Zu besonderen Anlässen darf es gern auch die feinere Garderobe sein. Schwarzer Anzug, weißes Hemd, silbergraue Krawatte, schwarze Lederschuhe – alles für alle maßgeschneidert. So traten die prominenteren Angestellten von Borussia Dortmund die Reise nach London an, wo der Bundesligist an diesem Mittwoch (20.45 Uhr/ZDF) vom englischen Vize-Meister Tottenham Hotspur zum ersten Champions-League-Spiel dieser Saison empfangen wird. Doch die Aufmachung warf auch Fragen auf.
Zum Beispiel warum Julian Weigl sich der Uniformierung zumindest teilweise entzog. Zum teuren Tuch trug der Mittelfeldstratege bloß Turnschuhe. Die Antwort: Beim an den Fuß angepassten Schuhwerk hatte man sich zwar nicht vermessen, dennoch drückt die Narbe unangenehm, die von seinem Knöchelbruch zurückbleibt. Für einen Einsatz im Wembley-Stadion, dürfte es daher trotz seiner Rückkehr auf den Platz bei der U23 am vergangenen Wochenende etwas früh sein. Eine andere Frage ist die nach der Kragenweite des Trainers. Sein Hemd saß perfekt, aber der Dresscode in der Liga der Könige ist Peter Bosz neu. Während die meisten seiner Spieler bereits eine ganze Reihe von Begegnungen in der Champions League absolviert haben, ist es für den 53-Jährigen der erste Auftritt auf der hell erleuchteten Bühne. Dort das richtige Maß zu finden, wird seine Aufgabe sein.
Im vergangenen Jahr klopfte er immerhin an die Pforte des Fußball-Adels, aber zur ehrenwerten Gesellschaft erhielt er keinen Zutritt. Und zwar auf eine Weise, die in Erinnerung blieb. In der letzten Qualifikationsrunde unterlag er im entscheidenden Spiel mit Ajax Amsterdam beim russischen Außenseiter FK Rostov mit 1:4. Ein übles Ergebnis für einen Verein mit der Europapokal-Geschichte Amsterdams. Seine Mannschaft verstand damals noch nicht, was er von ihr sehen wollte, zudem war der Kader gerade erst wenige Tage zusammen. Doch all das hatte letztlich auch sein Gutes: In der Europa League führte Bosz die Niederländer über Schalke und Lyon bis ins Finale. Ein Siegeszug, der ihn in den Fokus des BVB rückte.

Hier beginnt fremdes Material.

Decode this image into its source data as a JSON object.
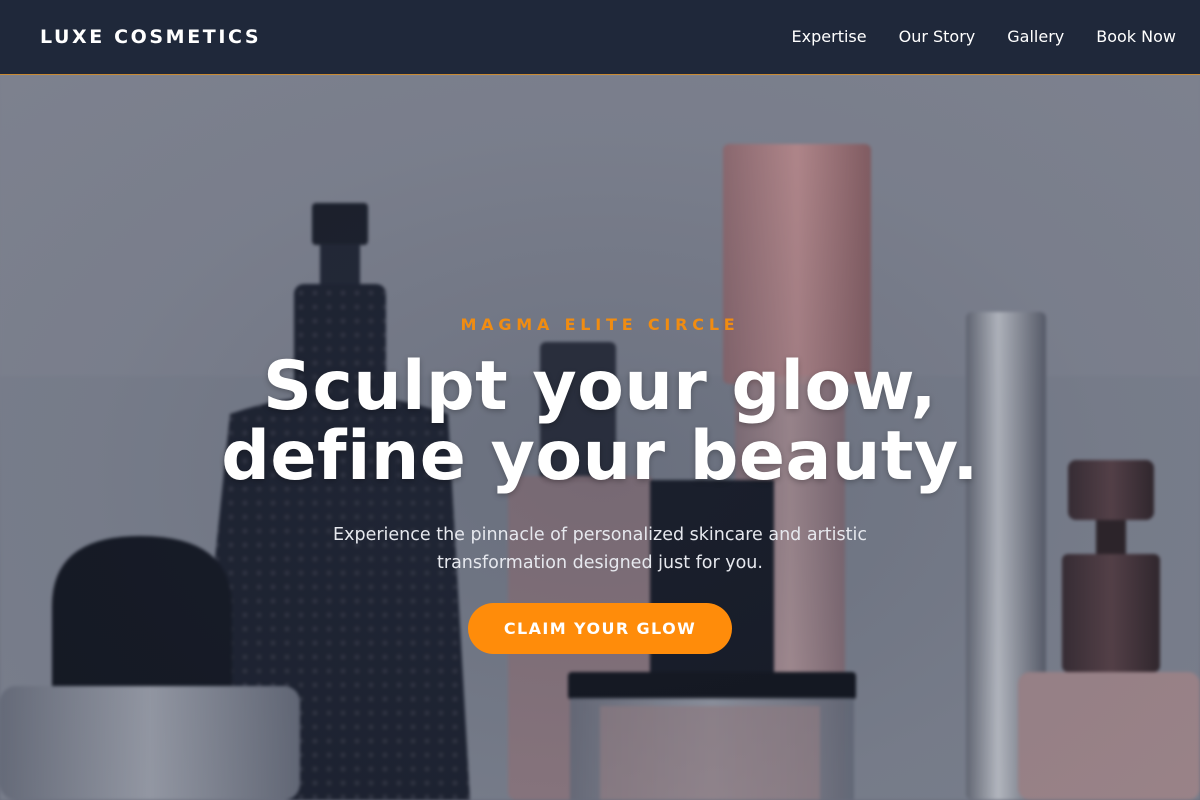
{
  "nav": {
    "brand": "LUXE COSMETICS",
    "links": [
      "Expertise",
      "Our Story",
      "Gallery",
      "Book Now"
    ]
  },
  "hero": {
    "eyebrow": "MAGMA ELITE CIRCLE",
    "headline_line1": "Sculpt your glow,",
    "headline_line2": "define your beauty.",
    "subtext_line1": "Experience the pinnacle of personalized skincare and artistic",
    "subtext_line2": "transformation designed just for you.",
    "cta_label": "CLAIM YOUR GLOW",
    "background_image": "blurred cosmetic bottles"
  },
  "colors": {
    "navbar_bg": "#1f283a",
    "accent": "#ff8c0a",
    "eyebrow": "#f08c12",
    "text_light": "#ffffff"
  }
}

„Die Trainer, die wir holen, debütieren alle bei uns in der Champions League. Das war in den vergangenen Jahre immer so, und das ist kein Problem“, kommentiert BVB-Geschäftsführer Hans-Joachim Watzke. Jürgen Klopp startete 2011 mit einem 1:1 gegen Arsenal, Thomas Tuchel 2015 mit einem 6:1 in Warschau. „Peter Bosz ist sehr erfahren. Wer in der Europa League bis ins Finale kommt, der hat auch keine Angst vor der Gruppenphase der Champions League“, verspricht Watzke. Und doch drückt der Schuh ein wenig. Zumindest in der Defensive. Innenverteidiger Marc Bartra reiste wegen Leistenbeschwerden ebenso nicht mit nach London wie Kapitän und Linksverteidiger Marcel Schmelzer (Außenbandteilriss). Ersatz steht mit Ömer Toprak sowie Jeremy Toljan und Dan-Axel Zagadou bereit. Jede Veränderung in diesem sensiblen Bereich, sagt Watzke, könne dazu führen, „dass die Automatismen nicht mehr funktionieren“. Dass es so kommt, glaubt er freilich nicht. Ein eigenes Tor, sagt er, wäre wichtig, und am besten mindestens ein Punkt.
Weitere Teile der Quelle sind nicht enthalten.